Механизмы идеологического шлюза: случай историко-патриотического романа

Неотрадиционализм представляет собой стратегию символической консолидации общества в условиях, которые опознаются массовым мнением, профессиональными идеологами, значительной частью средств массовой коммуникации в терминах изоляции от внешнего мира и внутреннего разложения, распада или их воображаемой угрозы. В собственно культурном плане это стратегия упрощения, которая задает редуцированную картину социальной реальности. Ее осуществляют группы идеологических эпигонов, теряющих контроль над ситуацией и мобилизующих в своей публичной риторике идеи и символы вчерашних авторитетов (временной барьер в данном случае указывает на периферийное положение данных рутинизаторских групп и соответствующее снижение, адаптацию заимствованных образцов как условие их отсроченной реализации). Историко-патриотический роман — лишь частный случай подобной стратегии; рабочей задачей исследователя-эмпирика было бы рассмотреть, как такая консолидация с большинством осуществляется, например, на различных каналах телевидения, и проследить траектории соответствующих изменений в изобразительном и словесном материале, подборе ведущих, жанровой стилистике передач, риторике дикторов и комментаторов. Покажем в самом типовом виде, как коммуникация, построенная на неотрадиционалистских стереотипах, осуществляется языковыми и стилистическими средствами массово-патриотической романистики.
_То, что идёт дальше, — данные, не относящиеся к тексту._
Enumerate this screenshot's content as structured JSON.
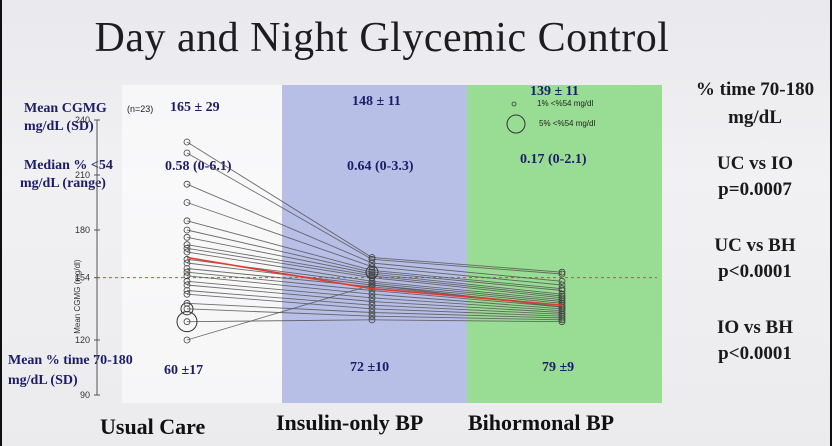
{
  "title": "Day and Night Glycemic Control",
  "left_labels": {
    "mean_cgmg": "Mean CGMG",
    "mean_cgmg_units": "mg/dL (SD)",
    "n_note": "(n=23)",
    "median_pct": "Median % <54",
    "median_pct_units": "mg/dL (range)",
    "mean_time": "Mean % time 70-180",
    "mean_time_units": "mg/dL (SD)"
  },
  "groups": [
    {
      "name": "Usual Care",
      "mean_cgmg": "165 ± 29",
      "median_pct": "0.58 (0-6.1)",
      "mean_time": "60 ±17"
    },
    {
      "name": "Insulin-only BP",
      "mean_cgmg": "148 ± 11",
      "median_pct": "0.64 (0-3.3)",
      "mean_time": "72 ±10"
    },
    {
      "name": "Bihormonal BP",
      "mean_cgmg": "139 ± 11",
      "median_pct": "0.17 (0-2.1)",
      "mean_time": "79 ±9"
    }
  ],
  "legend": {
    "small": "1% <%54 mg/dl",
    "large": "5% <%54 mg/dl"
  },
  "stats": {
    "heading": "% time 70-180 mg/dL",
    "uc_vs_io": "UC vs IO",
    "uc_vs_io_p": "p=0.0007",
    "uc_vs_bh": "UC vs BH",
    "uc_vs_bh_p": "p<0.0001",
    "io_vs_bh": "IO vs BH",
    "io_vs_bh_p": "p<0.0001"
  },
  "colors": {
    "io_band": "#b8bfe7",
    "bh_band": "#99dc93",
    "label_text": "#1c1c68",
    "mean_line": "#e23b2e",
    "reference_line": "#d84a3a"
  },
  "chart_data": {
    "type": "line",
    "title": "",
    "ylabel": "Mean CGMG (mg/dl)",
    "xlabel": "",
    "categories": [
      "Usual Care",
      "Insulin-only BP",
      "Bihormonal BP"
    ],
    "ylim": [
      90,
      240
    ],
    "yticks": [
      90,
      120,
      154,
      180,
      210,
      240
    ],
    "reference_line": 154,
    "mean_series": {
      "values": [
        165,
        148,
        139
      ]
    },
    "series": [
      {
        "values": [
          228,
          165,
          157
        ]
      },
      {
        "values": [
          222,
          164,
          156
        ]
      },
      {
        "values": [
          205,
          162,
          152
        ]
      },
      {
        "values": [
          195,
          160,
          150
        ]
      },
      {
        "values": [
          185,
          158,
          148
        ]
      },
      {
        "values": [
          180,
          157,
          147
        ]
      },
      {
        "values": [
          176,
          156,
          145
        ]
      },
      {
        "values": [
          172,
          155,
          144
        ]
      },
      {
        "values": [
          170,
          154,
          143
        ]
      },
      {
        "values": [
          168,
          152,
          142
        ]
      },
      {
        "values": [
          164,
          151,
          141
        ]
      },
      {
        "values": [
          162,
          150,
          140
        ]
      },
      {
        "values": [
          159,
          149,
          139
        ]
      },
      {
        "values": [
          157,
          147,
          138
        ]
      },
      {
        "values": [
          155,
          145,
          137
        ]
      },
      {
        "values": [
          152,
          143,
          136
        ]
      },
      {
        "values": [
          150,
          141,
          135
        ]
      },
      {
        "values": [
          147,
          139,
          134
        ]
      },
      {
        "values": [
          145,
          137,
          133
        ]
      },
      {
        "values": [
          140,
          135,
          132
        ]
      },
      {
        "values": [
          137,
          133,
          131
        ]
      },
      {
        "values": [
          130,
          131,
          130
        ]
      },
      {
        "values": [
          120,
          150,
          138
        ]
      }
    ]
  }
}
Заказчики, авторы, издатели этой формульной словесности представляют собой запоздалых волонтербв идеологического призыва — арьергардные фракции советской и наследующей ей постсоветской интеллигенции. Беря в работу и без того отработанные до стадии щебня, потерявшие смысловую остроту давнишние идеологемы, все эти символы утраченных целостностей, следы призрачных страхов, симптомы фантомных болей, они еще более упрощают заимствованное эпигонскими способами обработки подобных слежалостей символико-семантического материала. Вот как, например, описывает свой метод такой историко-патриотический романист-рутинизатор (сравни его стратегию с тыняновскими представлениями, что бумаги врут как люди и что он начинает там, где кончается документ): «Автор исторического романа берет на себя труд изучить славянские летописи и заметки зарубежных хронистов, труды современных археологов и историков, затем облечь достоверные исторические факты в литературные образы и предложить вниманию ученых. Лишь после того, как роман выдержит скрупулезную экспертизу профессиональных историков, можно предлагать его широкому кругу читателей, головой ручаясь за историческую достоверность» (Зима В. С. 6).